Pielęgnacyjny duet – Hydraquench, Clarins.

2012-12-15 - Agata Herbut


Zimowy duet doskonały dla odwodnionej skóry to serum nawilżające Bi-Serum Anti Soif oraz krem HydraQuench marki Clarins. Niebieskie, szklane opakowania zawierają ekstrakt z kory drzewa katafray, który wspomaga naturalne mechanizmy nawilżenia naskórka (serum) i kompleks Expertise 3P chroni przed negatywnym skutkiem zanieczyszczeniem środowiska (krem).

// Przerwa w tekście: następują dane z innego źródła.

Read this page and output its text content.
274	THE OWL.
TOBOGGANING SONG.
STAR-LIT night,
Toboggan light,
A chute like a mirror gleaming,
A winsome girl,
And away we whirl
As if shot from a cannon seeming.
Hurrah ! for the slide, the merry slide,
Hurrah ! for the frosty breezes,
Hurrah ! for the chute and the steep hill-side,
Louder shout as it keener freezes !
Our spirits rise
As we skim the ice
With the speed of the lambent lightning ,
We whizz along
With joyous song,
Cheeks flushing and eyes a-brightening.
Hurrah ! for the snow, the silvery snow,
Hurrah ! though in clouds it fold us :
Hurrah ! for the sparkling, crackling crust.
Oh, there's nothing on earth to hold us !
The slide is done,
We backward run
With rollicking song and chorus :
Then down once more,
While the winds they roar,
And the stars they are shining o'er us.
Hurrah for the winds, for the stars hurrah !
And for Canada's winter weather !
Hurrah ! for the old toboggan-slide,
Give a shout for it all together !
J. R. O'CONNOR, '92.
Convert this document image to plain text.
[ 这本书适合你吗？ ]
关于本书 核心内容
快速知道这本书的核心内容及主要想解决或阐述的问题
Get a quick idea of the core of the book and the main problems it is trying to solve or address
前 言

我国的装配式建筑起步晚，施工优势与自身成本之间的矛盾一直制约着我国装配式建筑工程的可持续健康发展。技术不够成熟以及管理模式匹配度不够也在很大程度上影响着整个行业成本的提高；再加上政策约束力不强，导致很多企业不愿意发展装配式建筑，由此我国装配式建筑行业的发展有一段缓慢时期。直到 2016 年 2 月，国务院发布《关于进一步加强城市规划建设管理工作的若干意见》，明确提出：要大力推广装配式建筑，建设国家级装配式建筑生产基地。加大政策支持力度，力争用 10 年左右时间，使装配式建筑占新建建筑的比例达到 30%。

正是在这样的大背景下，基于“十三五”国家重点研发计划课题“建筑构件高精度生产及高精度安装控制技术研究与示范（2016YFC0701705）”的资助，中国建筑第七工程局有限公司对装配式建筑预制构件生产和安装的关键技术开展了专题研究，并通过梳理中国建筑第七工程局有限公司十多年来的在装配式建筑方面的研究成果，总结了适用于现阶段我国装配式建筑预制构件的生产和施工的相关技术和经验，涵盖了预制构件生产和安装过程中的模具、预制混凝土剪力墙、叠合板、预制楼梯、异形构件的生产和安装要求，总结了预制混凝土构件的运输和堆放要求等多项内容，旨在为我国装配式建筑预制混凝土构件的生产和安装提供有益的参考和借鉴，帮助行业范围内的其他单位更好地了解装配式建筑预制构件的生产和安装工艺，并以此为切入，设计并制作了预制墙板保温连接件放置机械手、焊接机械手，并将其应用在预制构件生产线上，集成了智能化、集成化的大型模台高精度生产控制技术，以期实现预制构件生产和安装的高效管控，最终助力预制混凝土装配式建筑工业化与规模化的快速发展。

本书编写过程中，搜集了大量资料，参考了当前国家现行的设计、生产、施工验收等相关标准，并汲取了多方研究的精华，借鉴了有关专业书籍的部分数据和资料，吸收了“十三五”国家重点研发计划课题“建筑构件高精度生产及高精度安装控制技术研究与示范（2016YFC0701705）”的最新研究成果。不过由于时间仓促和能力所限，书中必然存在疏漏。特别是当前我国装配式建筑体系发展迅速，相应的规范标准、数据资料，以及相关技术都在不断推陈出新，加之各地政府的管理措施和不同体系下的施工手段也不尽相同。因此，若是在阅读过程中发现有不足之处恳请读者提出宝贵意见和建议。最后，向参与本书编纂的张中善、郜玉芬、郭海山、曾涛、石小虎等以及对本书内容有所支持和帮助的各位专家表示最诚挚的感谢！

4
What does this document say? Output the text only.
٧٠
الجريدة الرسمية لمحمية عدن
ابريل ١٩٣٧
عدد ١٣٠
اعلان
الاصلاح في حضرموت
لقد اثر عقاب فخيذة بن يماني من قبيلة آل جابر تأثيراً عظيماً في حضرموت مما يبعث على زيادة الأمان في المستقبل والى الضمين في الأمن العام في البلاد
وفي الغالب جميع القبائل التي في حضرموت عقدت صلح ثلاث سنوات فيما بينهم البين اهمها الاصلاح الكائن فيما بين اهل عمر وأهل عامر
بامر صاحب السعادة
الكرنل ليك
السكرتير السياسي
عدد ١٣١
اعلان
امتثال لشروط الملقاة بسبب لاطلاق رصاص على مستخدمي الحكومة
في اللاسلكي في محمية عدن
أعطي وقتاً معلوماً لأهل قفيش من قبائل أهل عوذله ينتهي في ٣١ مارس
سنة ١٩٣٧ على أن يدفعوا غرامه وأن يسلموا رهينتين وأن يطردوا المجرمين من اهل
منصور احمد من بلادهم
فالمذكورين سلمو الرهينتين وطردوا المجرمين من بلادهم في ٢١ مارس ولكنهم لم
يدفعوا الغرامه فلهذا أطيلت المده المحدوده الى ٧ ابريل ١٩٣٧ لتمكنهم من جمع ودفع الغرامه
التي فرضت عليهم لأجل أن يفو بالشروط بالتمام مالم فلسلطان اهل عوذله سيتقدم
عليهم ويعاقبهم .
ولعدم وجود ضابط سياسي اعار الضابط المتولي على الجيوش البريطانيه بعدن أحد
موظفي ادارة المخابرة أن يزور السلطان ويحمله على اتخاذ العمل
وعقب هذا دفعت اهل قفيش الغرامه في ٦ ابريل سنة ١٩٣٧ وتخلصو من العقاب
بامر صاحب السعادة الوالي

Na zakup skusiłam się dzięki 40 % zniżce, którą zaoferował mi stęskniony sklep internetowy Strawberrynet – cena wydawała się na tyle okazyjna, aby zaryzykować i przekonać się czy sławny Hydraquench sprawdzi się i pokona suchość mojej skóry.
Zacznę od serum – dwa naciśnięcia pompki wystarczą na pokrycie całej buzi i szyi – dwufazowy produkt należy wstrząsnąć przed użyciem – wodna konsystencja bardzo szybko wchłania się i przygotowuje skórę na aplikację kremu – istnie śmietankowego, o budyniowej konsystencji. Ślicznie pachnie, jego używanie to wielka przyjemność – jest zbity, a zarazem delikatny. Należy jednak uważać, aby nie przesadzić z ilością ponieważ możemy przeżyć rozczarowanie, gdy zacznie rolować się wraz z podkładem. Duet Hydraquench nawilża rewelacyjnie pozostawiając gładką, jędrną i odżywioną skórę – czuć to już po kilku aplikacjach, Niewątpliwie jest to jeden z lepszych kremów jakie serwowałam swojej twarzy w okresie jesienno – zimowym. Widzę także, że w kwestii wydajności nie mam prawa niczego zarzucić – używam od około miesiąca i ubytek jest prawie niewidoczny. Znalazłam swój ideał?




Jakie są Wasze ulubione zimowe kosmetyki pielęgnacyjne? A może niezależnie od pory roku używacie tych samych produktów?


Wybaczcie jakość zdjęć – od wczoraj mam do dyspozycji tylko aparat w telefonie, ale za kilka dni wszystko wróci do normy!